Congrats, leave it to The Wizard of Acrid, Ohio to build a super computer, but my eyes widened when I spotted a flaw. I'm surprised you used an older style mobo with a BIOS when UEFI has taken over. I hate to criticize because I lack your talent, but like 90% of a ham shack is on the roof, 90% of a computer's speed is in the side rails. In other words, you can have W10 running on the latest and greatest CPU, but the mobo is the one that drags its feet.

That having been said I wouldn't put all of my eggs in one SSD when they literally eat themselves alive. Stating the obvious, memory cells can only stand so many write cycles before they fail and the drive switches unused cells on. When they're all used up and failure continues there is more and more lost data until the whole drive is kaput. That's why I have upgraded Minya my pet beast with a C 1TB SSD and a D data drive 4TB HDD (both Seagate) with pagefile.sys and the search database moved over to the HDD. This system keeps write cycles on the SSD down to a dull roar. Additionally D is Enterprise grade designed for heavy server use in a data center and carries a 5 year warranty. The old 4TB Seagate Barracuda HDD was retired to backup service run monthly via the removable drive bay containing compressed versions of both internal drives.
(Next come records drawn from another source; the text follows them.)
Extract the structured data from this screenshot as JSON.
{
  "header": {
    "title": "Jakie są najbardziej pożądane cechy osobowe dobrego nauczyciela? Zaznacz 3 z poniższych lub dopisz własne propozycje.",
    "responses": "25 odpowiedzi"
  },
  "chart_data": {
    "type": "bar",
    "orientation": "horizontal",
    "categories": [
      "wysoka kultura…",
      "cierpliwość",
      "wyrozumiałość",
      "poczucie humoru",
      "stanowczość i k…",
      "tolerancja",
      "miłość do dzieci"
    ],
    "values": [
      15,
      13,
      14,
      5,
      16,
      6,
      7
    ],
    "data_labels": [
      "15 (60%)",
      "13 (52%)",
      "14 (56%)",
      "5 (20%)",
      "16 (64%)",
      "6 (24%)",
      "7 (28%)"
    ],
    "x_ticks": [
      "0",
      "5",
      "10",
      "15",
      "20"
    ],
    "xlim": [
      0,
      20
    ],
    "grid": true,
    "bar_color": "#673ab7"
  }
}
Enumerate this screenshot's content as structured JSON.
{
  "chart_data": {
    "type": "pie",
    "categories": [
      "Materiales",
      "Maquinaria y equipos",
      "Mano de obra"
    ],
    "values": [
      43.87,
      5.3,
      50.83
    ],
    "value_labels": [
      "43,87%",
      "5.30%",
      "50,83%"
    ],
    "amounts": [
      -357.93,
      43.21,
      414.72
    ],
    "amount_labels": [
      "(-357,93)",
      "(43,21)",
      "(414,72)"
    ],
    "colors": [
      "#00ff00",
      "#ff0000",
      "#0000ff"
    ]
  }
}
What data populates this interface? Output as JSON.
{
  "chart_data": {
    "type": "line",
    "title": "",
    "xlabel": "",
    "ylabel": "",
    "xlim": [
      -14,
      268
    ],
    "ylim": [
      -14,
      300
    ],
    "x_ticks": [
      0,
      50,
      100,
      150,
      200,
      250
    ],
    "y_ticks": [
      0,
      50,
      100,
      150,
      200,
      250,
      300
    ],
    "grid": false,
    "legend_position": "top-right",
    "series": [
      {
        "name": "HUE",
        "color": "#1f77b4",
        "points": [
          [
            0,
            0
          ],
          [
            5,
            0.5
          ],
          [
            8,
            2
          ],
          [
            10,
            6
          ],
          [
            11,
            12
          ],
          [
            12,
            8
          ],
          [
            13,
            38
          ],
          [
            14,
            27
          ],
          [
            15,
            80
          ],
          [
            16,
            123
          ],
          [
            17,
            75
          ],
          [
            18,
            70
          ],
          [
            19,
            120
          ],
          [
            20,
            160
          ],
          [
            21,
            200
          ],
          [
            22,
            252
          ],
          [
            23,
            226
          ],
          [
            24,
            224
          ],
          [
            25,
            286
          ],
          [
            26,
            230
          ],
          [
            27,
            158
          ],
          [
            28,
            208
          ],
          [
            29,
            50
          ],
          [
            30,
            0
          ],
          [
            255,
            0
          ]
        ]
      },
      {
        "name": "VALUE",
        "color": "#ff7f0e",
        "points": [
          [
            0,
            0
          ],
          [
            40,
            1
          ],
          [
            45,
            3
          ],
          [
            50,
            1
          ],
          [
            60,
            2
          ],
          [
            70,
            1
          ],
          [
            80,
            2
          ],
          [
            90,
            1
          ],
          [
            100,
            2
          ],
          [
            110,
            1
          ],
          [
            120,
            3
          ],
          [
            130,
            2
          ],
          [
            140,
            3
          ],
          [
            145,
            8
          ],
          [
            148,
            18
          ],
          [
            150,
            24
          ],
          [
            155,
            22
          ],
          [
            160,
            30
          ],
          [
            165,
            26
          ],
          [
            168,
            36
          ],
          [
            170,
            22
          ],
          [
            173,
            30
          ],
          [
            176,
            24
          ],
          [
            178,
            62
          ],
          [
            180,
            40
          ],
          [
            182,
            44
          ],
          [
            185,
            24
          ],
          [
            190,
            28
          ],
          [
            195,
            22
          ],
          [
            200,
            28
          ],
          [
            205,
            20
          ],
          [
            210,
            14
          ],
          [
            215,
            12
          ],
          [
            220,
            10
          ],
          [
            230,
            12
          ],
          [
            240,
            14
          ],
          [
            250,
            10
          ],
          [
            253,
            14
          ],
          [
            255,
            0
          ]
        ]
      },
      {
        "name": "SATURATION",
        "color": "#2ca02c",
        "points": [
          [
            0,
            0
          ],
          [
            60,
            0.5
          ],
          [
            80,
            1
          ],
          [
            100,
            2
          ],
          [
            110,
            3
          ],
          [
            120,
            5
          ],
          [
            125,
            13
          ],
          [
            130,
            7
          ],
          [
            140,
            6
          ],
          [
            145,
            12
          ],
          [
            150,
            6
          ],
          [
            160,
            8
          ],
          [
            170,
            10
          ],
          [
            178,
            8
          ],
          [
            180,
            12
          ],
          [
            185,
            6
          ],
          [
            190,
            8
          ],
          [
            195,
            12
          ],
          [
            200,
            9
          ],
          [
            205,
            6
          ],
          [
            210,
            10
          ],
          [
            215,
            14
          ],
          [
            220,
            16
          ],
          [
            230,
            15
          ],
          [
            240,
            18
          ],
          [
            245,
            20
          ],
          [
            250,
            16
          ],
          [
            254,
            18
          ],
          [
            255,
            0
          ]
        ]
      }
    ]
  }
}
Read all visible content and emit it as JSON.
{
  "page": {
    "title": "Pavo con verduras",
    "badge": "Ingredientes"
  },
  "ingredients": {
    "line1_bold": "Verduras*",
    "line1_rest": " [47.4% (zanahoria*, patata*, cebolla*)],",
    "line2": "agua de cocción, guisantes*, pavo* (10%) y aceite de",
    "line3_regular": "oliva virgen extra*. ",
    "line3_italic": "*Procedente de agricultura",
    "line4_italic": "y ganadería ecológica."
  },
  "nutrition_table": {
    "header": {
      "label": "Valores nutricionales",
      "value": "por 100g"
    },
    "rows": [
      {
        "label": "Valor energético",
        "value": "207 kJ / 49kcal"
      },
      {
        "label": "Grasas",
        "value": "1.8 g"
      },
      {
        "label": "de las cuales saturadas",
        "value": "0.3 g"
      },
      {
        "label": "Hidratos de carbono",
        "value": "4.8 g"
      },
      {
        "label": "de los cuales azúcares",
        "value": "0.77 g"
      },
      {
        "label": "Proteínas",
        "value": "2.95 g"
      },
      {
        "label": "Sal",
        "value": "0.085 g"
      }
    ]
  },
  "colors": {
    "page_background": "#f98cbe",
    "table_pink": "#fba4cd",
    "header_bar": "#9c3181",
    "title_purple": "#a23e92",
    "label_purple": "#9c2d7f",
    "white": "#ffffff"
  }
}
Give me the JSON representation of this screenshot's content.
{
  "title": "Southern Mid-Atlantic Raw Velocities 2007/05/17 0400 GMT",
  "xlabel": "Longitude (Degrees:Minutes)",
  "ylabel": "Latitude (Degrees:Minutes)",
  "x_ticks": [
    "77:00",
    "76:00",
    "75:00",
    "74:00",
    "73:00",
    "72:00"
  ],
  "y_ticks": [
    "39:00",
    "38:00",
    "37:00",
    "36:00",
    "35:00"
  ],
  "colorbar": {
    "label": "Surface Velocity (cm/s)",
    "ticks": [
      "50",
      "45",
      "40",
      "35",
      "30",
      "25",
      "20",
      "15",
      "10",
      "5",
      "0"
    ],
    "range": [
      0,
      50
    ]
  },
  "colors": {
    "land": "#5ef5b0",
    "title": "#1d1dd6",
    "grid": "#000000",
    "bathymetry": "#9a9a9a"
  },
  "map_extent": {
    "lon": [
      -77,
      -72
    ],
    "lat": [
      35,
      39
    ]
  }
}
When you mentioned you're not a gamer you reminded me of my new Logitech G-610 gaming keyboard. I not being a gamer bought it for two somewhat related reasons, white lighted keys I can see in low light, and it's built like a battle tank so it will last a long time. In addition to a steel frame and heavy woven cord jacket it has Cherry brown mechanical key switches (not cheap carbon button switches that don't last) that give keystrokes a tactile sense when the switches activate. This baby is worth the $95 I spent for it, it pisses all over the cheap ones with letters that wear off and buttons that wear out and cause errors I blamed on fat fingers.